When I pulled this season's shallots out of the ground a couple of weeks ago, my first impression was that it was a great harvest. The actual bulbs weren't developed as fully as I would have liked, but some had started to put up flower stalks, and all of them were wilted and clearly at the end of their growing time. So I had to pull them out. I hoped, after drying and curing, they'd look more like they were supposed to - more round in the bulb, not quite as skinny.
I took them down from my curing shelf (the top of the chicken coop) and bundled them this weekend. And I have to say, I'm not thrilled. In fact I'm somewhat disappointed. Easily half of the shallots were mushy to the touch, not firm like they should be; I had to compost those. And the half that seemed firm enough to eat are still on the skinny side. Not the plump, full, firm bulbs I'm used to.
So what happened?
I planted three allium crops last October for harvest this spring. Crop #1, leeks, were planted in the North Garden, where there had been both cabbage and beans before that. If you remember, the bush beans succumbed to spider mites and we had only a brief harvest. After that I added compost, then transplanted cabbage into that bed along with clover. Both did well and the clover continued as a companion crop, all winter, to the leeks. Plus, when I planted the leeks, I added more compost to the bed. And the leeks were a great success. We didn't have a huge amount, nor were they very large in size, but they were delicious and perfectly formed. So, no problems there.

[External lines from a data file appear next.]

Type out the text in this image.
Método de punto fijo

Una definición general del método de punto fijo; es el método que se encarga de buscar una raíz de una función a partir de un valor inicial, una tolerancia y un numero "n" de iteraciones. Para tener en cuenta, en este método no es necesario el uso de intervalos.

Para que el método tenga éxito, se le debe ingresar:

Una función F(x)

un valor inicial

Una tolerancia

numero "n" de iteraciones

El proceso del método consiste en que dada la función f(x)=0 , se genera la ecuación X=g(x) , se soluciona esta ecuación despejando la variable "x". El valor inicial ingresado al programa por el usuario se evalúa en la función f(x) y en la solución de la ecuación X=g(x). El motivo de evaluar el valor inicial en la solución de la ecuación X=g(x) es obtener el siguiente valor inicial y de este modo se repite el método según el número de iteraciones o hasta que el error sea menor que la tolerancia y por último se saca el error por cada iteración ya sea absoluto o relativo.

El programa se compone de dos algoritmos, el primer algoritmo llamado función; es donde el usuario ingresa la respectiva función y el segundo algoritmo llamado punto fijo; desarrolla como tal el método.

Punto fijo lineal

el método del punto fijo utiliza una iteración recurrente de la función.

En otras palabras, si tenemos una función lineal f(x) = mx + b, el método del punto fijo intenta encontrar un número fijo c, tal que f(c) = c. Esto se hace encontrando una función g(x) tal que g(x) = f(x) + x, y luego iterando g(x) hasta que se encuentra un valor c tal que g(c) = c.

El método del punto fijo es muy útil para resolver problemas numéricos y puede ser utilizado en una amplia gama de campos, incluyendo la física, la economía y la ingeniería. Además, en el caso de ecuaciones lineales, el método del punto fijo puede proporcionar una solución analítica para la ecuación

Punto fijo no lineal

Crop #2, garlic - my usual favorite variety, 'Inchilium Red' - was put into a bed in the South Garden that had housed tomatoes up until garlic planting. I did not add compost at that time for some reason. I did sow clover along with the garlic. The garlic came up quite well and seemed to be doing great; the clover never germinated. The garlic stayed the same all through the winter. When the earth finally warmed and the sun came out, it didn't start growing again like I expected it to. I gave it fertilizer and mulch, but nothing much else happened in that bed. The harvest was meager; we got about 75% of what we expected, and all the bulbs were much smaller than usual. Some never formed cloves, just made one larger clove. I also noticed numerous black aphids on the green part of the plant. So, the garlic was an almost total fail. We do have some bulbs that are usable, but we will go through them very quickly.
Crop #3, shallots - a new-to-us variety called 'Red' shallots - were put in a bed in the South Garden, which, like the garlic, had had tomatoes up until the day before. I do think I added compost to this bed. I seeded clover as well. Both the shallots and the clover grew wonderfully - an almost perfect growing season. But when I pulled out some clover that was about to go to seed, I noticed that space had been pretty tight in that bed; everything was really crowded. And, when I harvested the shallots, I also dislodged quite a few earwigs.
So. I've learned a few things. Always add compost after tomatoes!!!! (or how about always add compost period!) Tomatoes are heavy feeders and likely the soil was depleted. The clover, had it grown correctly in the garlic bed, would have helped add nitrogen, but still needed nitrogen to grow in the first place! The fact that it didn't germinate at all should have been a big red flag for me - I mean, clover isn't hard to grow. You people with lawns know what I'm talking about.
Also, I think some floating row cover over these crops would have helped. I didn't use any covers this winter as an experiment and I won't repeat that. Like everyone else in creation, we had a weird winter. In early February we had 80 degree weather. It only rained once between November and March. Then winter moved in and it rained all of March, hailed several times, and was around 25 degrees nearly every night. Row cover would have protected the crops from those extremes of weather.
Another thing - maybe it's best not to crowd alliums.
Another thing - maybe it's best to loosen the soil a little after tomatoes before adding the compost - just some broad-forking to assist with air exchange, no tilling or anything.
Well, live and learn. Hopefully next winter's crop will do better. Meanwhile, how lucky we are that we have grocery stores to supplement our harvests! If we had to rely on what we grew, we'd have some very bland meals without those alliums.
Now, on to some sunflowers.
I have three different kinds blooming right now, none of them very common, and I think all of them should be more used because they are my very favorites. All are from Renee's Garden.
This first is 'Sun Samba,' a variety which contains different sunflowers of different colors, so you get a variety, and some with very unexpected combinations. Isn't this one gorgeous, with it's tri-colored petals?
And this one is 'Cinnamon Sun.' I love its deep red petals and that inner ring of yellow which sets it all off.
And lastly, 'Chocolate Cherry,' with it's reddish-brown petals and inner ring of brighter red. You have to work to see this one in the garden, but what a reward when you do.
If you're tired of regular sunflowers, give these varieties a try - I think you'll love them!